Players are either fighting for the US or the Russians at the end of the day. Despite the exposition involving “ex-patriots” and showing that neither side is the “good side,” it’s still one side versus another. Among these, players can choose between specialists that differ between unique classes. These include medics, recons, engineers, and soldier classes. What Battlefield 2042 has to offer over most games is the large-scale multiplayer maps and vehicles accessible. Players can commandeer ATVs, jeeps, tanks, planes, and even jets. These are some of the fun aspects of 2042 but unfortunately, it doesn’t last.
When The Servers Are Spotty, At Least There Are Bots?
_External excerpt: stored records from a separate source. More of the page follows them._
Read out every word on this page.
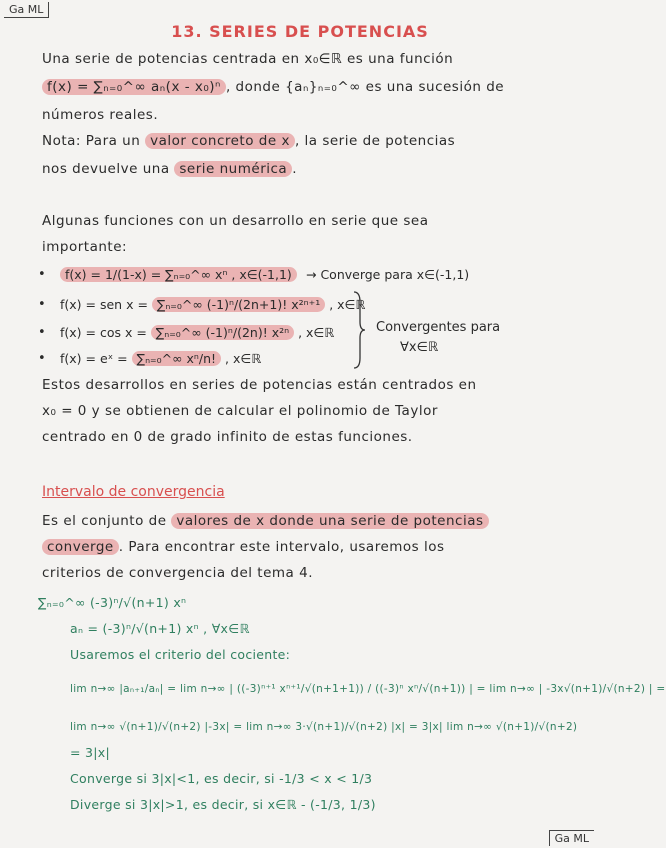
Ga ML
13. SERIES DE POTENCIAS
Una serie de potencias centrada en x₀∈ℝ es una función
f(x) = ∑ₙ₌₀^∞ aₙ(x - x₀)ⁿ , donde {aₙ}ₙ₌₀^∞ es una sucesión de
números reales.
Nota: Para un valor concreto de x , la serie de potencias
nos devuelve una serie numérica .
Algunas funciones con un desarrollo en serie que sea
importante:
•	f(x) = 1/(1-x) = ∑ₙ₌₀^∞ xⁿ , x∈(-1,1)	→ Converge para x∈(-1,1)
• f(x) = sen x = ∑ₙ₌₀^∞ (-1)ⁿ/(2n+1)! x²ⁿ⁺¹ , x∈ℝ
• f(x) = cos x = ∑ₙ₌₀^∞ (-1)ⁿ/(2n)! x²ⁿ , x∈ℝ
• f(x) = eˣ = ∑ₙ₌₀^∞ xⁿ/n! , x∈ℝ
Convergentes para
∀x∈ℝ
Estos desarrollos en series de potencias están centrados en
x₀ = 0 y se obtienen de calcular el polinomio de Taylor
centrado en 0 de grado infinito de estas funciones.
Intervalo de convergencia
Es el conjunto de valores de x donde una serie de potencias
converge . Para encontrar este intervalo, usaremos los
criterios de convergencia del tema 4.
∑ₙ₌₀^∞ (-3)ⁿ/√(n+1) xⁿ
aₙ = (-3)ⁿ/√(n+1) xⁿ , ∀x∈ℝ
Usaremos el criterio del cociente:
lim n→∞ |aₙ₊₁/aₙ| = lim n→∞ | ((-3)ⁿ⁺¹ xⁿ⁺¹/√(n+1+1)) / ((-3)ⁿ xⁿ/√(n+1)) | = lim n→∞ | -3x√(n+1)/√(n+2) | =
lim n→∞ √(n+1)/√(n+2) |-3x| = lim n→∞ 3·√(n+1)/√(n+2) |x| = 3|x| lim n→∞ √(n+1)/√(n+2)
= 3|x|
Converge si 3|x|<1, es decir, si -1/3 < x < 1/3
Diverge si 3|x|>1, es decir, si x∈ℝ - (-1/3, 1/3)
Ga ML
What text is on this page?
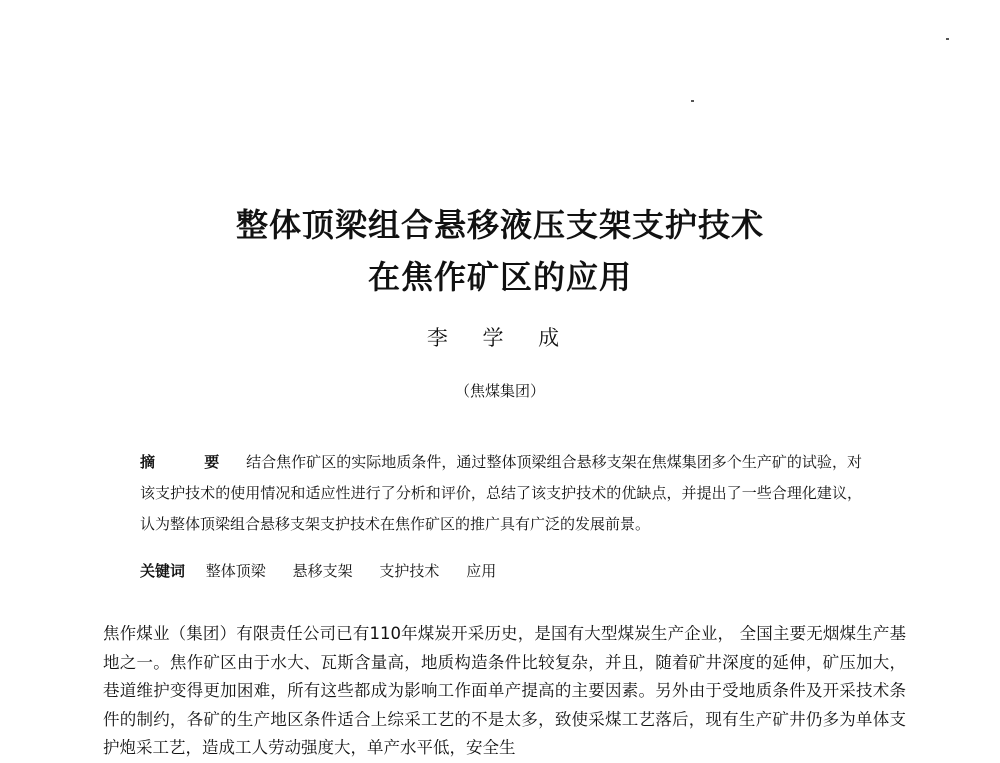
整体顶梁组合悬移液压支架支护技术
在焦作矿区的应用

李 学 成

（焦煤集团）

摘 要 结合焦作矿区的实际地质条件，通过整体顶梁组合悬移支架在焦煤集团多个生产矿的试验，对该支护技术的使用情况和适应性进行了分析和评价，总结了该支护技术的优缺点，并提出了一些合理化建议，认为整体顶梁组合悬移支架支护技术在焦作矿区的推广具有广泛的发展前景。

关键词 整体顶梁 悬移支架 支护技术 应用

焦作煤业（集团）有限责任公司已有110年煤炭开采历史，是国有大型煤炭生产企业， 全国主要无烟煤生产基地之一。焦作矿区由于水大、瓦斯含量高，地质构造条件比较复杂，并且，随着矿井深度的延伸，矿压加大，巷道维护变得更加困难，所有这些都成为影响工作面单产提高的主要因素。另外由于受地质条件及开采技术条件的制约，各矿的生产地区条件适合上综采工艺的不是太多，致使采煤工艺落后，现有生产矿井仍多为单体支护炮采工艺，造成工人劳动强度大，单产水平低，安全生
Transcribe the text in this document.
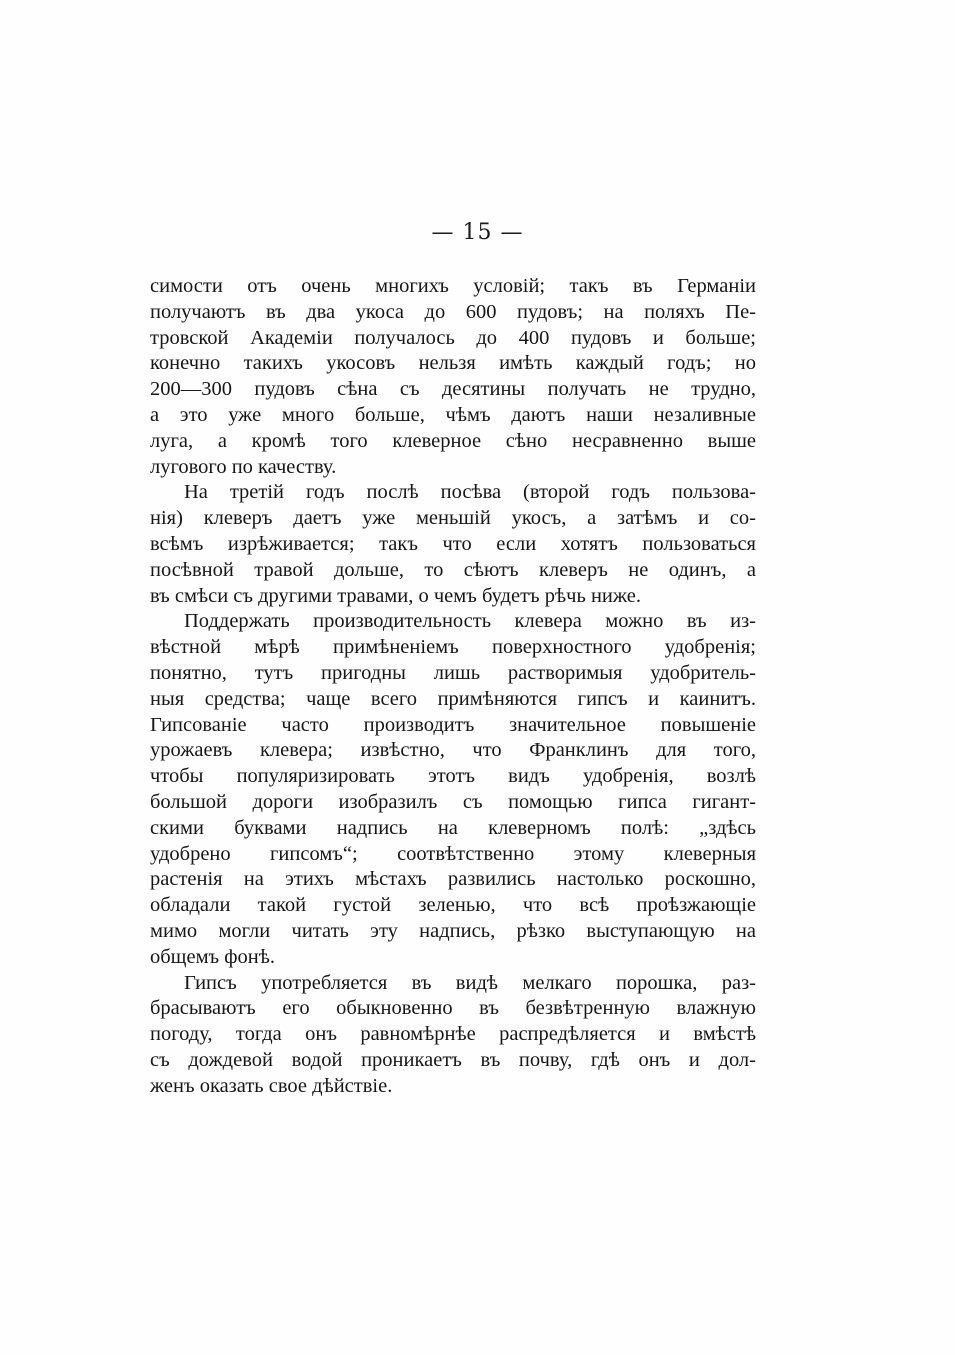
— 15 —
симости отъ очень многихъ условій; такъ въ Германіи
получаютъ въ два укоса до 600 пудовъ; на поляхъ Пе-
тровской Академіи получалось до 400 пудовъ и больше;
конечно такихъ укосовъ нельзя имѣть каждый годъ; но
200—300 пудовъ сѣна съ десятины получать не трудно,
а это уже много больше, чѣмъ даютъ наши незаливные
луга, а кромѣ того клеверное сѣно несравненно выше
лугового по качеству.
На третій годъ послѣ посѣва (второй годъ пользова-
нія) клеверъ даетъ уже меньшій укосъ, а затѣмъ и со-
всѣмъ изрѣживается; такъ что если хотятъ пользоваться
посѣвной травой дольше, то сѣютъ клеверъ не одинъ, а
въ смѣси съ другими травами, о чемъ будетъ рѣчь ниже.
Поддержать производительность клевера можно въ из-
вѣстной мѣрѣ примѣненіемъ поверхностного удобренія;
понятно, тутъ пригодны лишь растворимыя удобритель-
ныя средства; чаще всего примѣняются гипсъ и каинитъ.
Гипсованіе часто производитъ значительное повышеніе
урожаевъ клевера; извѣстно, что Франклинъ для того,
чтобы популяризировать этотъ видъ удобренія, возлѣ
большой дороги изобразилъ съ помощью гипса гигант-
скими буквами надпись на клеверномъ полѣ: „здѣсь
удобрено гипсомъ“; соотвѣтственно этому клеверныя
растенія на этихъ мѣстахъ развились настолько роскошно,
обладали такой густой зеленью, что всѣ проѣзжающіе
мимо могли читать эту надпись, рѣзко выступающую на
общемъ фонѣ.
Гипсъ употребляется въ видѣ мелкаго порошка, раз-
брасываютъ его обыкновенно въ безвѣтренную влажную
погоду, тогда онъ равномѣрнѣе распредѣляется и вмѣстѣ
съ дождевой водой проникаетъ въ почву, гдѣ онъ и дол-
женъ оказать свое дѣйствіе.
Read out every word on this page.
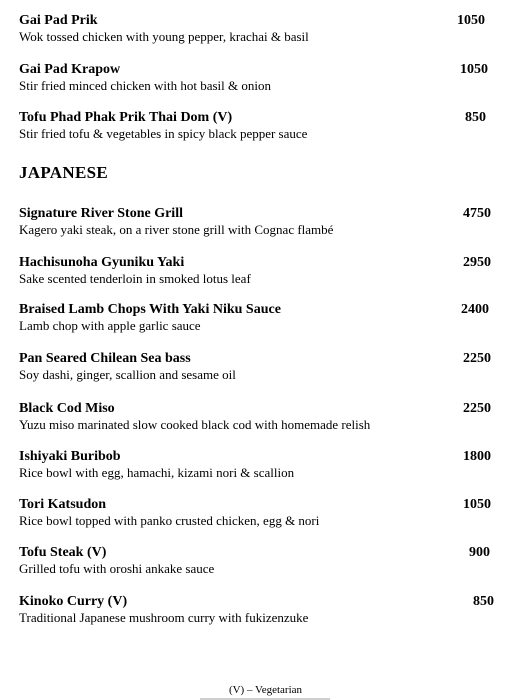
Gai Pad Prik	1050
Wok tossed chicken with young pepper, krachai & basil
Gai Pad Krapow	1050
Stir fried minced chicken with hot basil & onion
Tofu Phad Phak Prik Thai Dom (V)	850
Stir fried tofu & vegetables in spicy black pepper sauce
JAPANESE
Signature River Stone Grill	4750
Kagero yaki steak, on a river stone grill with Cognac flambé
Hachisunoha Gyuniku Yaki	2950
Sake scented tenderloin in smoked lotus leaf
Braised Lamb Chops With Yaki Niku Sauce	2400
Lamb chop with apple garlic sauce
Pan Seared Chilean Sea bass	2250
Soy dashi, ginger, scallion and sesame oil
Black Cod Miso	2250
Yuzu miso marinated slow cooked black cod with homemade relish
Ishiyaki Buribob	1800
Rice bowl with egg, hamachi, kizami nori & scallion
Tori Katsudon	1050
Rice bowl topped with panko crusted chicken, egg & nori
Tofu Steak (V)	900
Grilled tofu with oroshi ankake sauce
Kinoko Curry (V)	850
Traditional Japanese mushroom curry with fukizenzuke
(V) – Vegetarian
Whenever games lack “single-player content,” there’s always the option to play against bots! In a game that praises large sweeping locations involving capturing and holding points, bot games are the worst. There are moments where players won’t find enemies minutes at a time only to be sniped at close range. If the bots don’t get the drop on you, then it’s easy to pick enemies off one by one. The problem is that 2042 lacks any form of soul. There are no killstreaks or comeback mechanics, it’s just using your gadgets and wits to your advantage.
It’s a shame because the graphics are beautiful, with many artifacts shown at once with very little slowdown. As the action intensifies, sandstorms rage and calm down accordingly. It feels hectic, yet the gameplay doesn’t match the intensity of the visuals. Maybe it would be better with other players in smaller maps, but the action is inconsistent.
This is the problem I’ve had with Battlefield 2042 in that players don’t have a chance to explore what the game has to offer with the lack of single-player content. I’d love to see more intense situations while playing out a campaign instead of bot games that pace as slow as dry paint. For the diehard fans, 2042 is a treat I’m sure. For everyone else, there are always the older Battlefield games to fill the void that the newer titles can’t provide.
Battlefield 2042 is available on PC, PS4, PS5, Xbox One, Xbox Series X, and Xbox Series S.